Der Entdeckungsort des delikaten Stücks gilt als Schatzkammer der deutschen Vorgeschichtsforscher: der "Hohle Fels". Viele wertvolle Funde stammten aus dieser Höhle auf der Schwäbischen Alb. Seit 20 Jahren gräbt sich das Team des Paläoanthropologen Nicholas Conard systematisch durch den Höhlengrund, und überall stoßen die Tübinger Forscher auf die Zeugnisse früher kultureller Höchstleistungen. Und keineswegs nur Erotika: 2005 etwa kam eine filigrane Flöte zum Vorschein, sie war vor 35.000 Jahren aus dem Flügelknochen eines Geiers geschnitzt worden. Imposante Figurinen beleibter Frauen entdeckten die Ausgräber. Und vor wenigen Wochen präsentierten sie ihre jüngste Entdeckung – einen spektakulären Beweis technischen Einfallsreichtums: ein flaches Stück Elfenbein, versehen mit vier exakt gesetzten Löchern. Es handelt sich um das Werkzeug eines vorzeitlichen Seilers. Durch die Öffnungen fädelte er lange Pflanzenfasern ein und musste sein Werkzeug dann nur drehen, um die Fasern zu einem Tau zu verdrillen. Auch nach 40.000 Jahren im Sediment funktioniert das Gerät. Im Video führt Conards Team vor, wie man mit der Elfenbeinscheibe schwerlasttaugliche Seile anfertigt.

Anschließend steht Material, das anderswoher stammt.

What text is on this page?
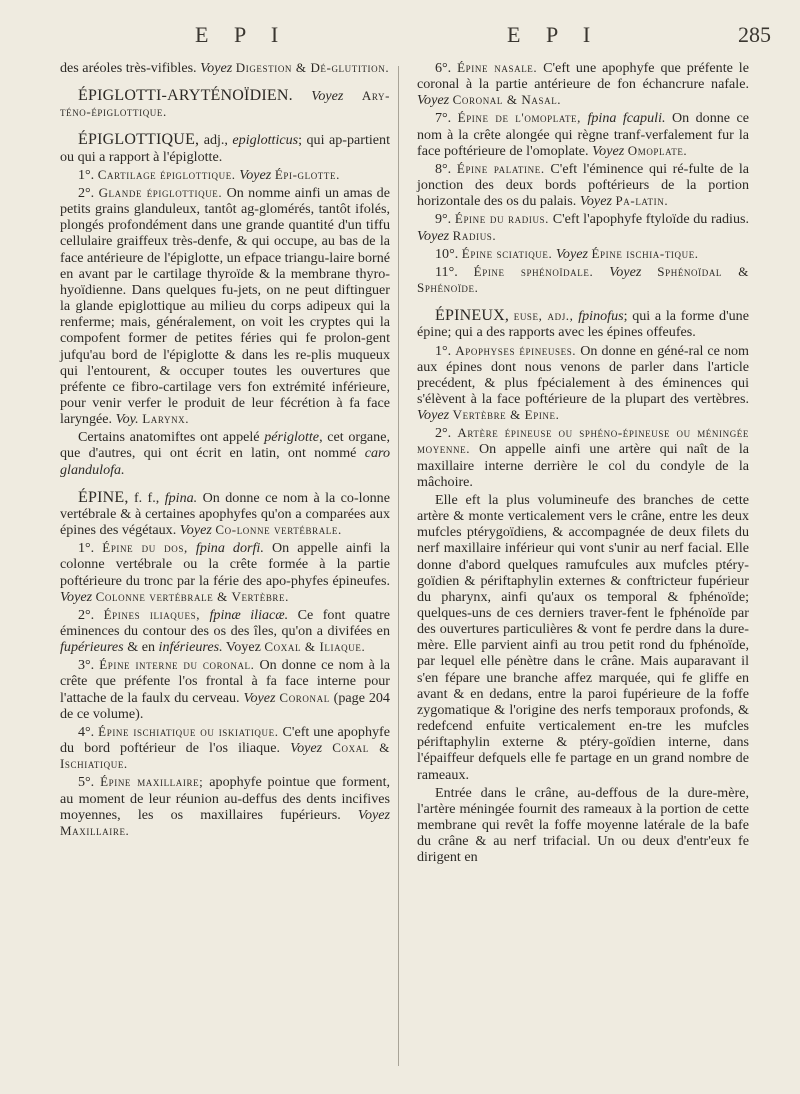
E P I	E P I	285

des aréoles très-vifibles. Voyez Digestion & Dé-glutition.

ÉPIGLOTTI-ARYTÉNOÏDIEN. Voyez Ary-téno-épiglottique.

ÉPIGLOTTIQUE, adj., epiglotticus; qui ap-partient ou qui a rapport à l'épiglotte.

1°. Cartilage épiglottique. Voyez Épi-glotte.

2°. Glande épiglottique. On nomme ainfi un amas de petits grains glanduleux, tantôt ag-glomérés, tantôt ifolés, plongés profondément dans une grande quantité d'un tiffu cellulaire graiffeux très-denfe, & qui occupe, au bas de la face antérieure de l'épiglotte, un efpace triangu-laire borné en avant par le cartilage thyroïde & la membrane thyro-hyoïdienne. Dans quelques fu-jets, on ne peut diftinguer la glande epiglottique au milieu du corps adipeux qui la renferme; mais, généralement, on voit les cryptes qui la compofent former de petites féries qui fe prolon-gent jufqu'au bord de l'épiglotte & dans les re-plis muqueux qui l'entourent, & occuper toutes les ouvertures que préfente ce fibro-cartilage vers fon extrémité inférieure, pour venir verfer le produit de leur fécrétion à fa face laryngée. Voy. Larynx.

Certains anatomiftes ont appelé périglotte, cet organe, que d'autres, qui ont écrit en latin, ont nommé caro glandulofa.

ÉPINE, f. f., fpina. On donne ce nom à la co-lonne vertébrale & à certaines apophyfes qu'on a comparées aux épines des végétaux. Voyez Co-lonne vertébrale.

1°. Épine du dos, fpina dorfi. On appelle ainfi la colonne vertébrale ou la crête formée à la partie poftérieure du tronc par la férie des apo-phyfes épineufes. Voyez Colonne vertébrale & Vertèbre.

2°. Épines iliaques, fpinæ iliacæ. Ce font quatre éminences du contour des os des îles, qu'on a divifées en fupérieures & en inférieures. Voyez Coxal & Iliaque.

3°. Épine interne du coronal. On donne ce nom à la crête que préfente l'os frontal à fa face interne pour l'attache de la faulx du cerveau. Voyez Coronal (page 204 de ce volume).

4°. Épine ischiatique ou iskiatique. C'eft une apophyfe du bord poftérieur de l'os iliaque. Voyez Coxal & Ischiatique.

5°. Épine maxillaire; apophyfe pointue que forment, au moment de leur réunion au-deffus des dents incifives moyennes, les os maxillaires fupérieurs. Voyez Maxillaire.

6°. Épine nasale. C'eft une apophyfe que préfente le coronal à la partie antérieure de fon échancrure nafale. Voyez Coronal & Nasal.

7°. Épine de l'omoplate, fpina fcapuli. On donne ce nom à la crête alongée qui règne tranf-verfalement fur la face poftérieure de l'omoplate. Voyez Omoplate.

8°. Épine palatine. C'eft l'éminence qui ré-fulte de la jonction des deux bords poftérieurs de la portion horizontale des os du palais. Voyez Pa-latin.

9°. Épine du radius. C'eft l'apophyfe ftyloïde du radius. Voyez Radius.

10°. Épine sciatique. Voyez Épine ischia-tique.

11°. Épine sphénoïdale. Voyez Sphénoïdal & Sphénoïde.

ÉPINEUX, euse, adj., fpinofus; qui a la forme d'une épine; qui a des rapports avec les épines offeufes.

1°. Apophyses épineuses. On donne en géné-ral ce nom aux épines dont nous venons de parler dans l'article precédent, & plus fpécialement à des éminences qui s'élèvent à la face poftérieure de la plupart des vertèbres. Voyez Vertèbre & Epine.

2°. Artère épineuse ou sphéno-épineuse ou méningée moyenne. On appelle ainfi une artère qui naît de la maxillaire interne derrière le col du condyle de la mâchoire.

Elle eft la plus volumineufe des branches de cette artère & monte verticalement vers le crâne, entre les deux mufcles ptérygoïdiens, & accompagnée de deux filets du nerf maxillaire inférieur qui vont s'unir au nerf facial. Elle donne d'abord quelques ramufcules aux mufcles ptéry-goïdien & périftaphylin externes & conftricteur fupérieur du pharynx, ainfi qu'aux os temporal & fphénoïde; quelques-uns de ces derniers traver-fent le fphénoïde par des ouvertures particulières & vont fe perdre dans la dure-mère. Elle parvient ainfi au trou petit rond du fphénoïde, par lequel elle pénètre dans le crâne. Mais auparavant il s'en fépare une branche affez marquée, qui fe gliffe en avant & en dedans, entre la paroi fupérieure de la foffe zygomatique & l'origine des nerfs temporaux profonds, & redefcend enfuite verticalement en-tre les mufcles périftaphylin externe & ptéry-goïdien interne, dans l'épaiffeur defquels elle fe partage en un grand nombre de rameaux.

Entrée dans le crâne, au-deffous de la dure-mère, l'artère méningée fournit des rameaux à la portion de cette membrane qui revêt la foffe moyenne latérale de la bafe du crâne & au nerf trifacial. Un ou deux d'entr'eux fe dirigent en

Man weiß heute, dass es Afrikaner waren, hoch gewachsene, dunkelhäutige Gestalten mit braunen Augen und schwarzem Haar, die derartige Zeugnisse der Kreativität im Hohlen Fels hinterließen. Wo immer die ersten Pioniere dieser Spezies sich niederließen, erblühten auf dem europäischen Festland vor etwa 40.000 Jahren die Technik und die schönen Künste. Die Grotte Chauvet, im Süden Frankreichs, gilt Experten als der "Louvre der Steinzeit". Mit präzisem Sinn für Bewegungsabläufe und räumliche Perspektive schufen die Künstler dort vor 39.000 Jahren eindrucksvolle Tierporträts. Die Maltechnik der afrikanischen Migranten war perfekt, ihre Werke halten jedem Vergleich mit der zeitgenössischen Kunst stand.

Dieser Artikel stammt aus der ZEIT Nr. 39 vom 15.9.2016.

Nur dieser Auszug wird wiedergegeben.